Nous nous sommes laissé entraîner au charme de rappeler cet admirable complément pratique des principes abstraits que nous venions de développer. Revenons maintenant au point spécial qui nous occupe.

III. La liberté, avons-nous dit, et la sagesse consistent à se délivrer du joug des passions par la connaissance du vrai bien. Il nous faut voir comment l’homme peut atteindre à cette liberté. C’est là l’objet du 5e livre de l’Éthique. « Je passe enfin, écrit Spinoza, à cette partie de l’éthique qui a pour objet de montrer la voie qui conduit à la liberté. J’y traiterai de la puissance de la raison, en expliquant l’empire que la raison peut exercer sur les passions. » (V, Init.) Cette Ve partie peut se diviser elle-même en deux sections, dont l’une est consacrée à la question de la puissance de l’âme sur les passions, et l’autre à la théorie de l’éternité de l’âme et de l’amour intellectuel de Dieu.

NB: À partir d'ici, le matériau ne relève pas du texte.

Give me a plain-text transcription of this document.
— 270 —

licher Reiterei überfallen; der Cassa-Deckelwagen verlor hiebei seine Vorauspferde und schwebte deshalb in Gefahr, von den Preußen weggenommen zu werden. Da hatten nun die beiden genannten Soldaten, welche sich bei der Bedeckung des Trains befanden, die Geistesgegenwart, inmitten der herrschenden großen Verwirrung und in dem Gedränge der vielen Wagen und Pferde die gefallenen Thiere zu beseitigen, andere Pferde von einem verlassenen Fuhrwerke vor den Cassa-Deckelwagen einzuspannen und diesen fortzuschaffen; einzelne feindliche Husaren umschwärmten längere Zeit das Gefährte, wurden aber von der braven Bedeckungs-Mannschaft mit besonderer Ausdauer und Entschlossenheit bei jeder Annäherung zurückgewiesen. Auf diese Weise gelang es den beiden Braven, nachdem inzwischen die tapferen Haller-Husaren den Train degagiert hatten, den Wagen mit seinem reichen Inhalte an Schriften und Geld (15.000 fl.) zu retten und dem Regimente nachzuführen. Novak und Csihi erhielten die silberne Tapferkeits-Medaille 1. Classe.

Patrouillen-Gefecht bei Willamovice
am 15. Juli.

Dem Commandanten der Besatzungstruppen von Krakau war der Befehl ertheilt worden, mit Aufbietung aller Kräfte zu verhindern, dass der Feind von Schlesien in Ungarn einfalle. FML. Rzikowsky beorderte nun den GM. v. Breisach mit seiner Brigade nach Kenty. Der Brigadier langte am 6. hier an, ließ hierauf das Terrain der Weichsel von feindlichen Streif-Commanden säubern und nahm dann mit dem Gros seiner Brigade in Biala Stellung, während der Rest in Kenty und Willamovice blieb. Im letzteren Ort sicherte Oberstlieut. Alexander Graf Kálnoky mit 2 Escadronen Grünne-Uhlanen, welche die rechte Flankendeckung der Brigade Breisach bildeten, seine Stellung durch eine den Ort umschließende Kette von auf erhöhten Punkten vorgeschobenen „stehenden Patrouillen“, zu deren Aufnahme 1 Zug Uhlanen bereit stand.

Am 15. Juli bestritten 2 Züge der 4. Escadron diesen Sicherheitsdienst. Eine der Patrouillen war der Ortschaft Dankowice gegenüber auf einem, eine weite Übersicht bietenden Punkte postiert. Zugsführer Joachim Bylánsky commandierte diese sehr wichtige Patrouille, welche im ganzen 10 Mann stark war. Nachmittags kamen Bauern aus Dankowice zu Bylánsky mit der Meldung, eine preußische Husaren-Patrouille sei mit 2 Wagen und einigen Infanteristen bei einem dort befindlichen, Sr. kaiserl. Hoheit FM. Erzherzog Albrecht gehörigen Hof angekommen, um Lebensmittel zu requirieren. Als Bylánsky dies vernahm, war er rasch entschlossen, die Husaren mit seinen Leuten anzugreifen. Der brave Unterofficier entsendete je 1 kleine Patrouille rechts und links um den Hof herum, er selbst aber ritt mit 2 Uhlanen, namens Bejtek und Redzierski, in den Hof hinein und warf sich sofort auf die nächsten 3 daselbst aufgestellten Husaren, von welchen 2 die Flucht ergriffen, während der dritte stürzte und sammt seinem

Les passions expriment notre dépendance à l’égard de la nature. Les vaincre, c’est donc nous délivrer de cet esclavage. Mais notre empire sur les passions n’est pas absolu. En effet, et c’est là un point de la plus haute importance pour notre thèse, la connaissance vraie du bien et du mal n’est qu’une passion, et c’est en tant seulement qu’elle est une passion que cette connaissance peut empêcher d’autres passions. (IV, 14.) Elle ne peut vaincre ces dernières que si elle est plus forte qu’elles. Or les causes extérieures surpassent infiniment la puissance de l’homme, et ainsi « le désir, qui naît de la connaissance vraie du bien et du mal, peut être détruit ou empêché par beaucoup d’autres désirs. » (IV, 15.) De telle sorte que cette connaissance ne saurait s’opposer victorieusement aux passions violentes, et c’est pour cela que l’homme peut voir le meilleur et faire le pire. L’âme peut beaucoup sur ses passions, mais son empire a ses limites. C’est là l’erreur des stoïciens, qui se sont imaginé que nos passions dépendent entièrement de notre volonté. L’expérience les a vite détrompés et a rabaissé leur orgueil, en leur montrant que c’est chose singulièrement difficile déjà que de régler ses passions, mais impossible que de les supprimer. Spinoza combat de même la doctrine de Descartes, pour qui la volonté peut produire directement des mouvements capables de vaincre nos passions. Quels sont donc les remèdes des passions ? comment l’âme peut-elle agir contre elles ? Spinoza a ramené lui-même à cinq chefs principaux toute cette démonstration ; nous les examinerons successivement, sans toutefois nous astreindre au même ordre.